Le "fort Montjol", dernière cour des miracles ?

En 1880 la "cité Montjol" s'appelle "Cité Parisienne". Elle est l'objet d'une expulsion brutale qui laisse 200 personnes à la rue.
L'expulsion en 1926 de la cité Montjol
Une caravane, des baraques 
La rue Asselin vue du Bd de la Villette. Elle deviendra en 1935 rue Henri Turot et perdra son escalier.
Maisons effondrées de la rue Monjol.
La rue avait été ouverte après 1840 par un entrepreneur de démolition, Jourdan-Monjol.
Une partie de la rue fut démolie en 1905 avec le percement de la rue Burnouf, le reste à partir de 1927.
Les expulsés
Prostituées de la cité Montjol par Atget

Le fort Montjol, entre le Bd de la Villette et l'avenue Simon Bolivar, avait fort mauvaise réputation.

Dans le "Guide des plaisirs à Paris", vers 1920, on lit:

Au métro Combat, après le numéro 102 du Bd de la Villette, monte vers les Buttes Chaumont la petite rue Asselin que traverse la rue Monjol, " en découpant dans le centre de cette croix un pâté de maisons loqueteuses qu’on appelle le « fort Monjol », citadelle d’amour où une douzaine de rez-de-chaussée recèlent chacun dans leurs flancs vermoulus trois ou quatre filles, toutes descendues au dernier degré de la plus basse prostitution.

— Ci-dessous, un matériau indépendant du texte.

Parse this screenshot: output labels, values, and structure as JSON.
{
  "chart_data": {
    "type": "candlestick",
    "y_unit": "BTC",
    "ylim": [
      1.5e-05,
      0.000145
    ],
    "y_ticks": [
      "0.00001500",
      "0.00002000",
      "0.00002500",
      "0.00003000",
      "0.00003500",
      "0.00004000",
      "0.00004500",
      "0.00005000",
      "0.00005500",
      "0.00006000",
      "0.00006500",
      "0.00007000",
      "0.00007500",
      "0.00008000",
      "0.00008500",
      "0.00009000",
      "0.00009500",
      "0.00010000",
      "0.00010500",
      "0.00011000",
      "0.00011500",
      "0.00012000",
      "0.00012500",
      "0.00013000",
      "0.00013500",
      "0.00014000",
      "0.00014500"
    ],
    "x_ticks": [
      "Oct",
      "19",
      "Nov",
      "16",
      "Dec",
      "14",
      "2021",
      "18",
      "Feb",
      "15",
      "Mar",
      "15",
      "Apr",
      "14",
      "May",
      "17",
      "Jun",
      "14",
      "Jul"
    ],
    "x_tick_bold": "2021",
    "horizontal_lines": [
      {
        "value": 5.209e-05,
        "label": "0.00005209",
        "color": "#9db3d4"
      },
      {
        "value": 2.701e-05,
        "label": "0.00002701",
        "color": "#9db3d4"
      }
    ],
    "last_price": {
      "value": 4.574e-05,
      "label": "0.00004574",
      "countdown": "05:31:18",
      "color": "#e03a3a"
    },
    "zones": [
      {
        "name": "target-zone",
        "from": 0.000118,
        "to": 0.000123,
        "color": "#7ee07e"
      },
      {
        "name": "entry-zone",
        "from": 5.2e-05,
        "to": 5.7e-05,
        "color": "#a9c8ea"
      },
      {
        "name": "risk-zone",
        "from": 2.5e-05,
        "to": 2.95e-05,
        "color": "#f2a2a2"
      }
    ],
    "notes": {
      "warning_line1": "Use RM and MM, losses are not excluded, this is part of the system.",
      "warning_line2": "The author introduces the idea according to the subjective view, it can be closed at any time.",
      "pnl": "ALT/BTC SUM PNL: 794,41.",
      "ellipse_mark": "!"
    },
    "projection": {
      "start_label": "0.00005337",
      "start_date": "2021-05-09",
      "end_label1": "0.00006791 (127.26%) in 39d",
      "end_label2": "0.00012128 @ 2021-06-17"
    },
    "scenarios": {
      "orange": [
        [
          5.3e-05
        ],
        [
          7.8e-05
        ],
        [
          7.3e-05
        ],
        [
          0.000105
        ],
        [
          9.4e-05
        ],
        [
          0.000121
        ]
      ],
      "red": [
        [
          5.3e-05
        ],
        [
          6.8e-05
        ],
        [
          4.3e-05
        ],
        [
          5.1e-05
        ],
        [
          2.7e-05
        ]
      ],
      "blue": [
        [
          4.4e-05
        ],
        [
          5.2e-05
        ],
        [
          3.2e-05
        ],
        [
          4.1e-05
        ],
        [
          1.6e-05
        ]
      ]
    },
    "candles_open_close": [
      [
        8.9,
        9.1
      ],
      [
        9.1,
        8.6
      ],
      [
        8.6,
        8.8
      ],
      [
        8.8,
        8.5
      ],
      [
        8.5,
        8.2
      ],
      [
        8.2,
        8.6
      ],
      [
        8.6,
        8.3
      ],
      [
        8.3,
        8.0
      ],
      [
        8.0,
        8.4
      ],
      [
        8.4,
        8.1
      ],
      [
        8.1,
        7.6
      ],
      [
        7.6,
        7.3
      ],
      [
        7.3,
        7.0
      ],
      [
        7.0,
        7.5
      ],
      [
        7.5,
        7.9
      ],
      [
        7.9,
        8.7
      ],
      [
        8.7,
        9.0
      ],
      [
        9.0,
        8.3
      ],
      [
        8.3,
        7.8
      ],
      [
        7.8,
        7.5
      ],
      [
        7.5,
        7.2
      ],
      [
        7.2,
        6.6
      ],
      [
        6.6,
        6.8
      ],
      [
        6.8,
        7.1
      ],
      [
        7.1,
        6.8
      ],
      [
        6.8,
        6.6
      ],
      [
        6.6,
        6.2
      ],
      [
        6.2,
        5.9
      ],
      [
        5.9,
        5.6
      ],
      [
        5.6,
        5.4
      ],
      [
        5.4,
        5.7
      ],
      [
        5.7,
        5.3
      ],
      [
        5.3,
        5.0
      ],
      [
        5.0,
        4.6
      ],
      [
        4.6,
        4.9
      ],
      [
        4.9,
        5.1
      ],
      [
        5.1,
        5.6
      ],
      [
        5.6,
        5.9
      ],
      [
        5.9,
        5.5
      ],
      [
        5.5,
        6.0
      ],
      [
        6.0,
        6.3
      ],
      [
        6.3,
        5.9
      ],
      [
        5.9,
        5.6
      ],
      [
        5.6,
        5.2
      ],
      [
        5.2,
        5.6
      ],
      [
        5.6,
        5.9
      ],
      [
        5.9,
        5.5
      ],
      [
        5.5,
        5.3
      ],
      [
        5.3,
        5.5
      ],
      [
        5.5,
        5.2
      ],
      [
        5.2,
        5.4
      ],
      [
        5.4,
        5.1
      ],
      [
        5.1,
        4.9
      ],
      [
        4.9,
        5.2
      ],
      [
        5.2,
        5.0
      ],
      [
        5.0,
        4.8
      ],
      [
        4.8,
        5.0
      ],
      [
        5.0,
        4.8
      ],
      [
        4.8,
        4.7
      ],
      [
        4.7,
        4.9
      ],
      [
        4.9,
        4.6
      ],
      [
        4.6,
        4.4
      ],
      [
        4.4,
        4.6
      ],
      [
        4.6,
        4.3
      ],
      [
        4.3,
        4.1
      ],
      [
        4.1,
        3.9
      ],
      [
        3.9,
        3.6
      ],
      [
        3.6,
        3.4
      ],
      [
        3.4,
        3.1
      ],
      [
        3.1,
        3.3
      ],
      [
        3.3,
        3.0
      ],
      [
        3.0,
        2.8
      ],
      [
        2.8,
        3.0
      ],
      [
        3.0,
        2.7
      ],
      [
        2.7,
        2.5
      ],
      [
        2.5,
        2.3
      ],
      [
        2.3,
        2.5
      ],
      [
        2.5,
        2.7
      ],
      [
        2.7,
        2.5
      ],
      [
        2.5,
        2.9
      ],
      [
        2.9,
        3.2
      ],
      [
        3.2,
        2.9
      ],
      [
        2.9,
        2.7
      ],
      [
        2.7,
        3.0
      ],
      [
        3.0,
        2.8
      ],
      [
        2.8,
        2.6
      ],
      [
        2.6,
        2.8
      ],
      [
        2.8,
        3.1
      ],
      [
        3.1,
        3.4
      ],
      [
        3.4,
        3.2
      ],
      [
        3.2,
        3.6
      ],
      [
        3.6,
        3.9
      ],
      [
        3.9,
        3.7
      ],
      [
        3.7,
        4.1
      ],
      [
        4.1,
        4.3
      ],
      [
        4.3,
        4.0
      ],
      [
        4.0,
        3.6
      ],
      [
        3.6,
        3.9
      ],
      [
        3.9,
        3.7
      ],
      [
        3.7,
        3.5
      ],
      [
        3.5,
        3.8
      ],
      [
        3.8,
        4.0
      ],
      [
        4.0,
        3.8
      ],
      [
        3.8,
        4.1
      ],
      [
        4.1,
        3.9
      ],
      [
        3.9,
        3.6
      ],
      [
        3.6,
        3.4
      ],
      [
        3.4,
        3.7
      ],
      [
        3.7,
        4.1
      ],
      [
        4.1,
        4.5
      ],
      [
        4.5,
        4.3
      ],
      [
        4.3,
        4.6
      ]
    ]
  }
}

Maquillées, à peine vêtues d’un simple peignoir dégrafé aux couleurs orientales, elles attendent, guettent et appellent les débardeurs et les « sidis » qui pullulent à cette heure dans les bars d’alentour et qui rôdent et se succèdent à leurs seuils demi-clos, éclaboussés d’une pâle lueur intérieure. Ces paradis là sont sordides et très dangereux car, malgré leur grâce souriante, ces odalisques sont surveillées par des « petits amis » en casquette et qui guettent, vigilants, le client attardé ou ivre, chasseurs de « peg » toujours à l’affût, grâce à l’obscurité complice. Pendant la journée, elles s’installent en « négligé » à leurs seuils et raccommodent, lavent leur unique chemise, s’interpellent entre elles dans l’argot le plus pur et parfois règlent à coups de couteau leurs petits différends. L’œil toujours aux aguets de l’amateur imprévu, elles narrent les dernières prouesses de leur « homme ». Plus loin, quelques façades aux vitraux opaques surmontées d’un numéro trop voyant signalent au passant leur genre de commerce un peu particulier"

Police Magazine en 1935 écrivait:

"Lacenaire opéra là. Et Avril, son complice. Et Collignon — le cocher de fiacre assassin qui a donné son nom à la corporation. Et le fameux Troppmann qui supprima d'un seul coup six personnes. Et la célèbre Nini Casque d'Or, pour les beaux yeux de qui deux hommes allèrent au bagne. Et, plus près de nous, la fille Ponciaux qui se rencontra à la lame avec Louise Perrin et lui « mit les tripes au soleil.., »

Bref La cité Montjol  avait vraiment fort mauvaise réputation.

Cependant en novembre 1880 on lit dans les journaux:

"Le pâté de maisons compris entre les rues Péchouin, Legrand et Montjol, est surnommé la Cité Parisienne; il touche au Bd de la Villette près le 66.
Par location principale tout cet espace était géré par une société.
des difficultés existaient depuis longtemps entre les propriétaires et la société: il ya même procès depuis le mois d'avril; bref les sous locations étaient faites depuis longtemps à la semaine et les locataires croyaient tous à la prolongation de ce provisoire jusqu'en janvier, ne pouvant supposer qu'on les renverrait avant la fin d'un terme.
Il s'agit, croyons nous de démolir la cité ouvrière.
il y a trois jours les locataires furent mis en demeure d'évacuer leurs modestes logements ..."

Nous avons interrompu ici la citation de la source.